Atıl İlerialkan, Speaker and Posture Classification Using Instantaneous Acoustic Features of Breath Signals

M.S. Candidate: Atıl İleriaalkan
Program: Multimedia Informatics
Date: 02.09.2019 / 11:00
Place: A-212

Abstract: Acoustic features extracted from speech are widely used for problems such as biometric speaker identification or first-person activity detection. However, use of speech data raises the concerns about privacy due to the explicit availability of the speech content. In this thesis, we propose a method for speech and posture classification using only breath data. The acoustical instantaneous side information was extracted from breath instances using the Hilbert-Huang transform. Instantaneous frequency, magnitude, and phase features were extracted using intrinsic mode functions and different combinations of these were fed into our CNN-LSTM network for classification.
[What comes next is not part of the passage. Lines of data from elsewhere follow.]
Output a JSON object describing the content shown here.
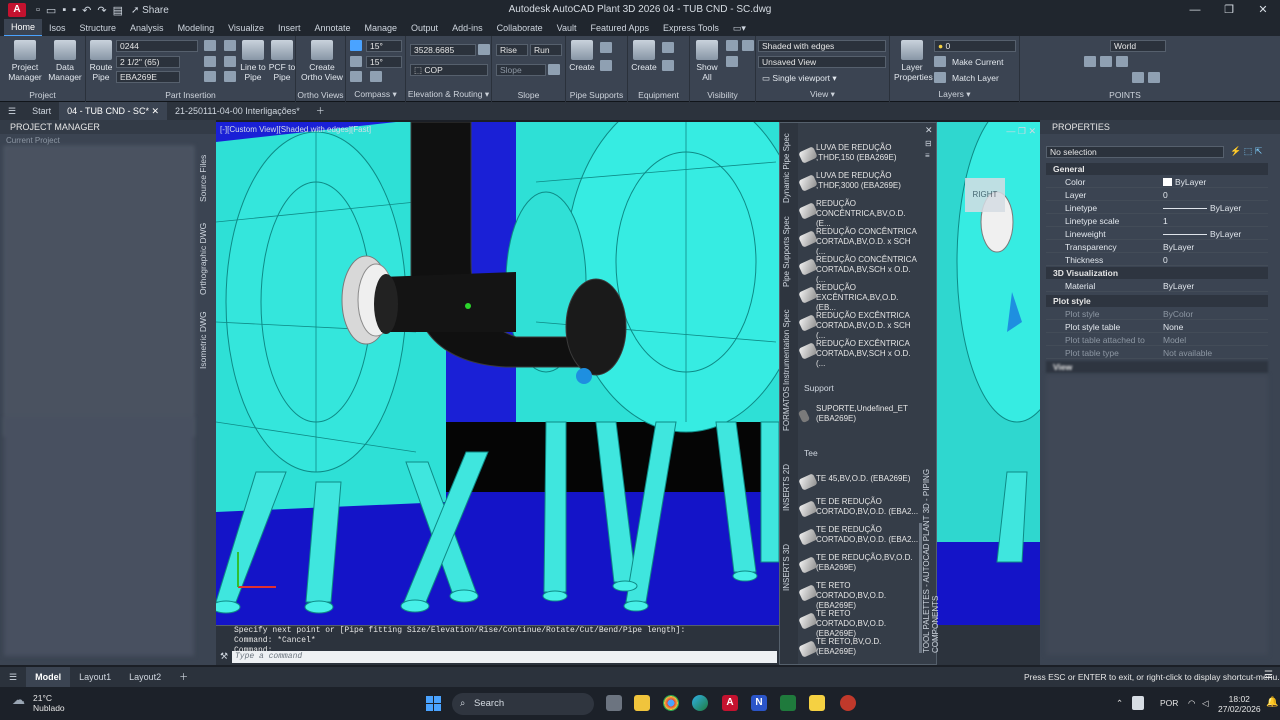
{
  "app": {
    "title": "Autodesk AutoCAD Plant 3D 2026   04 - TUB CND - SC.dwg",
    "logo": "A",
    "share": "Share"
  },
  "ribbon_tabs": [
    "Home",
    "Isos",
    "Structure",
    "Analysis",
    "Modeling",
    "Visualize",
    "Insert",
    "Annotate",
    "Manage",
    "Output",
    "Add-ins",
    "Collaborate",
    "Vault",
    "Featured Apps",
    "Express Tools"
  ],
  "ribbon": {
    "project_manager": "Project\nManager",
    "data_manager": "Data\nManager",
    "project_group": "Project",
    "route_pipe": "Route\nPipe",
    "combo_line": "0244",
    "combo_size": "2 1/2\" (65)",
    "combo_spec": "EBA269E",
    "line_to_pipe": "Line to\nPipe",
    "pcf_to_pipe": "PCF to\nPipe",
    "part_insertion": "Part Insertion",
    "create_ortho": "Create\nOrtho View",
    "ortho_views": "Ortho Views",
    "angle1": "15°",
    "angle2": "15°",
    "compass": "Compass",
    "elevation_value": "3528.6685",
    "cop": "COP",
    "elevation_routing": "Elevation & Routing",
    "rise": "Rise",
    "run": "Run",
    "slope_field": "Slope",
    "slope": "Slope",
    "create_support": "Create",
    "pipe_supports": "Pipe Supports",
    "create_equipment": "Create",
    "equipment": "Equipment",
    "show_all": "Show\nAll",
    "visibility": "Visibility",
    "visual_style": "Shaded with edges",
    "saved_view": "Unsaved View",
    "single_viewport": "Single viewport",
    "view": "View",
    "layer_properties": "Layer\nProperties",
    "layer_combo": "0",
    "make_current": "Make Current",
    "match_layer": "Match Layer",
    "layers": "Layers",
    "ucs": "World",
    "points": "POINTS"
  },
  "file_tabs": [
    "Start",
    "04 - TUB CND - SC*",
    "21-250111-04-00 Interligações*"
  ],
  "project_manager": {
    "title": "PROJECT MANAGER",
    "current_project": "Current Project",
    "side_tabs": [
      "Source Files",
      "Orthographic DWG",
      "Isometric DWG"
    ]
  },
  "viewport": {
    "label": "[-][Custom View][Shaded with edges][Fast]",
    "viewcube_right": "RIGHT"
  },
  "command": {
    "history1": "Specify next point or [Pipe fitting Size/Elevation/Rise/Continue/Rotate/Cut/Bend/Pipe length]:",
    "history2": "Command: *Cancel*",
    "history3": "Command:",
    "placeholder": "Type a command"
  },
  "palette": {
    "title": "TOOL PALETTES - AUTOCAD PLANT 3D - PIPING COMPONENTS",
    "side_tabs": [
      "Dynamic Pipe Spec",
      "Pipe Supports Spec",
      "Instrumentation Spec",
      "FORMATOS",
      "INSERTS 2D",
      "INSERTS 3D"
    ],
    "items": [
      {
        "label": "LUVA DE REDUÇÃO ,THDF,150 (EBA269E)"
      },
      {
        "label": "LUVA DE REDUÇÃO ,THDF,3000 (EBA269E)"
      },
      {
        "label": "REDUÇÃO CONCÊNTRICA,BV,O.D. (E..."
      },
      {
        "label": "REDUÇÃO CONCÊNTRICA CORTADA,BV,O.D. x SCH (..."
      },
      {
        "label": "REDUÇÃO CONCÊNTRICA CORTADA,BV,SCH x O.D. (..."
      },
      {
        "label": "REDUÇÃO EXCÊNTRICA,BV,O.D. (EB..."
      },
      {
        "label": "REDUÇÃO EXCÊNTRICA CORTADA,BV,O.D. x SCH (..."
      },
      {
        "label": "REDUÇÃO EXCÊNTRICA CORTADA,BV,SCH x O.D. (..."
      }
    ],
    "support_section": "Support",
    "support_items": [
      {
        "label": "SUPORTE,Undefined_ET (EBA269E)"
      }
    ],
    "tee_section": "Tee",
    "tee_items": [
      {
        "label": "TE 45,BV,O.D. (EBA269E)"
      },
      {
        "label": "TE DE REDUÇÃO CORTADO,BV,O.D. (EBA2..."
      },
      {
        "label": "TE DE REDUÇÃO CORTADO,BV,O.D. (EBA2..."
      },
      {
        "label": "TE DE REDUÇÃO,BV,O.D. (EBA269E)"
      },
      {
        "label": "TE RETO CORTADO,BV,O.D. (EBA269E)"
      },
      {
        "label": "TE RETO CORTADO,BV,O.D. (EBA269E)"
      },
      {
        "label": "TE RETO,BV,O.D. (EBA269E)"
      }
    ]
  },
  "properties": {
    "title": "PROPERTIES",
    "selection": "No selection",
    "general": "General",
    "rows_general": [
      {
        "k": "Color",
        "v": "ByLayer"
      },
      {
        "k": "Layer",
        "v": "0"
      },
      {
        "k": "Linetype",
        "v": "ByLayer"
      },
      {
        "k": "Linetype scale",
        "v": "1"
      },
      {
        "k": "Lineweight",
        "v": "ByLayer"
      },
      {
        "k": "Transparency",
        "v": "ByLayer"
      },
      {
        "k": "Thickness",
        "v": "0"
      }
    ],
    "viz": "3D Visualization",
    "rows_viz": [
      {
        "k": "Material",
        "v": "ByLayer"
      }
    ],
    "plot": "Plot style",
    "rows_plot": [
      {
        "k": "Plot style",
        "v": "ByColor"
      },
      {
        "k": "Plot style table",
        "v": "None"
      },
      {
        "k": "Plot table attached to",
        "v": "Model"
      },
      {
        "k": "Plot table type",
        "v": "Not available"
      }
    ],
    "view": "View"
  },
  "status": {
    "tabs": [
      "Model",
      "Layout1",
      "Layout2"
    ],
    "message": "Press ESC or ENTER to exit, or right-click to display shortcut-menu."
  },
  "taskbar": {
    "temp": "21°C",
    "weather": "Nublado",
    "search": "Search",
    "lang": "POR",
    "time": "18:02",
    "date": "27/02/2026"
  },
  "colors": {
    "accent": "#4aa3ff",
    "model_cyan": "#2fd7cf",
    "floor_blue": "#1a1adf",
    "brand_red": "#c4122f"
  }
}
We also created our publicly available breath dataset, BreathBase for both our experiments in the thesis and future work. Our dataset contains more than 4600 breath instances detected on the recordings of 20 participants reading pre-prepared random pseudo texts in 5 different postures with 4 different microphones. Using side information acquired from breath sections of speech, 56% speaker classification and 96% posture classification accuracy is obtained among 15 speakers with this method. Our network also outperformed various other methods such as support vector machines, long-short term memory and combination of k-nearest neighbor and dynamic time warping techniques.